767	Reorganize String     (Y)

O(N) time, O(N) space solution, using priority_queue with a helper queue to filter the already 0-counted pairs.

For priority queue, the highest priority element (maximum count element here, therefore we want the pair in the priority queue be pair<int, char> rather than pair<char, int>, the later will sort the queue by descending alphabetical order, the first will sort the array according to the int number in descending order) is always at the front.

hash map + priority_queue  

659  Split Array into Consecutive Subsequences  (Y)

Idea:  greedily try to append to the shortest length list first so that the list are distributed as evenly as possible maximize the possibility of get all of the size() >= 3

Maintain a set of consecutive sequences, call this set S. S begins as an empty set of consecutive sequences.

Now, iterate through each num in nums. For each iteration, if there exists a consecutive sequence in S that ends with element num - 1, then append num to the end of the shortest such sequence; otherwise, create a new sequence that begins with num.

The problem has a solution (i.e. the array can be split into consecutive sub-sequences such that each sub-sequence consists of at least 3 consecutive integers) if and only if each sequence in S has size greater than or equal to 3.

376 Wiggle Subsequence  (Y)

(a) DP:

      if (nums[i] > nums[i - 1]

        up[i] = down[i  - 1] + 1;

        down[i] = down[i - 1];

      else if (nums[i] < nums[i - 1])

         down[i] = up[i - 1] + 1;

         up[i] = up[i - 1];

      else

       down[i] = down[i - 1];

        up[i] = up[i - 1];

(b) Greedy

We don't need sovle this problem use dp. Since the prolem is equivalent to find the number of alternating max and min: i.e: number of peaks. Since if you choose any non-peak values the result sequence is guarantee to be same or smaller. Because 

any sequence made from non-peaks, peaks could also achieve that same or even bigger sequence.

842 Split Array into Fibonacci Sequence (Y)

backtracking search

套用模板 

 1. 退出条件： if (start >= n && res.size() >= 3), i.e: If we reached end of

            string and we have at least 3 elements in our sequence then return true

 2. 已经拿过的数处理：  do not allow use the same char multiple times，

                     start = start + i, where i is the length of the first 

                     split part. guarded with isFibonacci()or they are numbers

                     from the first two split parts.

                     pos = start to pos = s.size() - 1.

  3. 回溯： res.push_back(num) before recursion, and res.pop_back() after recursion.

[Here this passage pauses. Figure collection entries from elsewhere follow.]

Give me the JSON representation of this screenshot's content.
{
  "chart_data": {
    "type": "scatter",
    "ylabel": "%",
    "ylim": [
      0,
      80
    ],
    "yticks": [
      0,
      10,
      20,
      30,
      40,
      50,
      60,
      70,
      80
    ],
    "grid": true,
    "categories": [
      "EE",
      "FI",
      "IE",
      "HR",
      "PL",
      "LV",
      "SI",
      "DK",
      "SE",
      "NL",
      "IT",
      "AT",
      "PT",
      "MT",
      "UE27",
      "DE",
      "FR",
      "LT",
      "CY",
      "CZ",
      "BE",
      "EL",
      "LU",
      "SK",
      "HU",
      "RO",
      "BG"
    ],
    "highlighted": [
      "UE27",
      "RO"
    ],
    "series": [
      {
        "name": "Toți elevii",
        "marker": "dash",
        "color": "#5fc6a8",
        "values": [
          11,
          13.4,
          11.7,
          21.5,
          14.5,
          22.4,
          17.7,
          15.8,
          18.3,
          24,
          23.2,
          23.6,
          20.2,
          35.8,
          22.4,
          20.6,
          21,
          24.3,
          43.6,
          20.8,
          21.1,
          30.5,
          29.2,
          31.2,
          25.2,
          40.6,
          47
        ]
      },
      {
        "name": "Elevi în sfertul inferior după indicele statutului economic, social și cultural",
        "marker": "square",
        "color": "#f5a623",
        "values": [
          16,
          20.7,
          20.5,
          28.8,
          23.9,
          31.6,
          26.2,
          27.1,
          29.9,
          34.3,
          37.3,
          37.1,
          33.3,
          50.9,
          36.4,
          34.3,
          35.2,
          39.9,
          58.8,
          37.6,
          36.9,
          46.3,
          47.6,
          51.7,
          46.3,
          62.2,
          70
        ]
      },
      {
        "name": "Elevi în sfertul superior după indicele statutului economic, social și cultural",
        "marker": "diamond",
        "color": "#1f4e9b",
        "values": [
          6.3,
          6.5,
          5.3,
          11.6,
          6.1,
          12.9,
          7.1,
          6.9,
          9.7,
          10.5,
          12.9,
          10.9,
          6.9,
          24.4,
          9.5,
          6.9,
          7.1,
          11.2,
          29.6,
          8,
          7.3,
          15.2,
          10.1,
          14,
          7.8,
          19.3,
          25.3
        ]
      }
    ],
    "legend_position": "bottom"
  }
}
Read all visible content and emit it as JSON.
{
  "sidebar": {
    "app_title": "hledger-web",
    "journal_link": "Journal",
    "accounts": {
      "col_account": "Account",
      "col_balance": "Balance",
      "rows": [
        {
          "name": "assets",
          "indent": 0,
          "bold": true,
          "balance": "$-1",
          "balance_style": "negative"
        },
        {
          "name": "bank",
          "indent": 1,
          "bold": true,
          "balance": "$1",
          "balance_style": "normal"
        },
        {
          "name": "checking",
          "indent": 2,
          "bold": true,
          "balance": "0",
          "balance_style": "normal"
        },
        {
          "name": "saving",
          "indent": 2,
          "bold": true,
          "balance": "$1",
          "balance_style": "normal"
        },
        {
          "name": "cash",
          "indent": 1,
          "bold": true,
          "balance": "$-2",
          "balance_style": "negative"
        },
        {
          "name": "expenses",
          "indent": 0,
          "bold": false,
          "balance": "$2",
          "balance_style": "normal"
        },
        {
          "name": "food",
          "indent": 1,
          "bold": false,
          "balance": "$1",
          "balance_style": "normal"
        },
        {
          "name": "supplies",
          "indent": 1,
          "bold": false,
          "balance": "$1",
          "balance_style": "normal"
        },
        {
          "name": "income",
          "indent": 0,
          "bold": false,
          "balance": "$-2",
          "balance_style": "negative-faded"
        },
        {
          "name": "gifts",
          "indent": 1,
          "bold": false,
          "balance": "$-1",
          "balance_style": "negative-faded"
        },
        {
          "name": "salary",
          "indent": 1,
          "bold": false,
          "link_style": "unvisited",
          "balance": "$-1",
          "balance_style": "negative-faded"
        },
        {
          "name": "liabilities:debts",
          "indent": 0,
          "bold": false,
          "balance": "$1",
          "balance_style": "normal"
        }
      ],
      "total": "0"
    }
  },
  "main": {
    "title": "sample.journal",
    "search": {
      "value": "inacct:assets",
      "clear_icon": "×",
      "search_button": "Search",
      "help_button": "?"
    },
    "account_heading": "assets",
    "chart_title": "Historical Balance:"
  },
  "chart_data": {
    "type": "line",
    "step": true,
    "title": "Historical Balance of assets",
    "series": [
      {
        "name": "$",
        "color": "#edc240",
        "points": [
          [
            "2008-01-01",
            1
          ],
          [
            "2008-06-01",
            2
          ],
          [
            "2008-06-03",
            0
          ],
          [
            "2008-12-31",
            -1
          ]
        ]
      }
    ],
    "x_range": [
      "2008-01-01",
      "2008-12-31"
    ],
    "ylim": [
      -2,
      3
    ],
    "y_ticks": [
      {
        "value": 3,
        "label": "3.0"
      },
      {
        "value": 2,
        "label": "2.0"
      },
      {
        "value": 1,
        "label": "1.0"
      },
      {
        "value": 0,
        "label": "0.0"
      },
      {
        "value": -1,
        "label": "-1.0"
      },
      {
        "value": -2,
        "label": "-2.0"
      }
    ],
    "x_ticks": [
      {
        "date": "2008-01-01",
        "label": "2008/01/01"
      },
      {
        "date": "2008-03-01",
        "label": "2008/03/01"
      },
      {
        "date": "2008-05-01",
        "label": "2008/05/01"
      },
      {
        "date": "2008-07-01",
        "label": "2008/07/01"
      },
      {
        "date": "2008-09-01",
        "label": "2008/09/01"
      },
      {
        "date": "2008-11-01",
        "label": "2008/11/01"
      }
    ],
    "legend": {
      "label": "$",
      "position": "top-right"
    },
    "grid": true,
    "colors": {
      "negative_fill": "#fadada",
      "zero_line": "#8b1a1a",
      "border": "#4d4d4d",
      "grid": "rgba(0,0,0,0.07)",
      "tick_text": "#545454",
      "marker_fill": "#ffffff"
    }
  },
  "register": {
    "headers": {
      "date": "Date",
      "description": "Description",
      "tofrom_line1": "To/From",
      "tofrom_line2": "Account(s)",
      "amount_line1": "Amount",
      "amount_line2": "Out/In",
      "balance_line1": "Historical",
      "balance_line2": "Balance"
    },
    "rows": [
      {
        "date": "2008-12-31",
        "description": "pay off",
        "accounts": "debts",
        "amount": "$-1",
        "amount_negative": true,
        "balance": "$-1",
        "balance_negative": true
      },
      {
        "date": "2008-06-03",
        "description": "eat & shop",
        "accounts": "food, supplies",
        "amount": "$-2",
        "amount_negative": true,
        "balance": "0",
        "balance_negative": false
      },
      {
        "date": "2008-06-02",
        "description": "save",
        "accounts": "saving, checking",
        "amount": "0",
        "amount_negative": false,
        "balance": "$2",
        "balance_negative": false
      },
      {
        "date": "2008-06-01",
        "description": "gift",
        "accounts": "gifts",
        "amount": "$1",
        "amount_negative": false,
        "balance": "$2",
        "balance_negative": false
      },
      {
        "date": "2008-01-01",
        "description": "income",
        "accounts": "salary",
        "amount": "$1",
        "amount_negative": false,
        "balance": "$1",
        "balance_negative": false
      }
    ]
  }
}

  if (backtracking(S, start + i, res))
      return true;

  Note here the problem only ask return any split, we don't have to save all the results, therefore out and res are combined together.




Greedy?



55 Jump Game

Calculate the left most reachable index from right to left. Initially, the left most reachable index is n - 1, if find another index that plus its value is greater or equal than the current left most reachable index, update it.  In the end, check whether the left most reachable index is 0.

   

 int leftMostReachableIdx = n - 1;

        for (int i = n - 2; i >= 0; i--)

            if (i + nums[i] >= leftMostReachableIdx)

                leftMostReachableIdx = i;

        return leftMostReachableIdx == 0;

Can be done by dp as well.

HERE

stack

402  Remove K Digits (Y)

        Keep track of how many characters we can remove

        if the previous character in stk is larger than the current one

        then removing it will always get a smaller number

        but we can only do so when k is larger than 0

134 Gas Station (Y)

• If car starts at A and can not reach B. Any station between A and B
  can not reach B.(B is the first station that A can not reach.)
• If the total number of gas is bigger than the total number of cost. There must be a solution.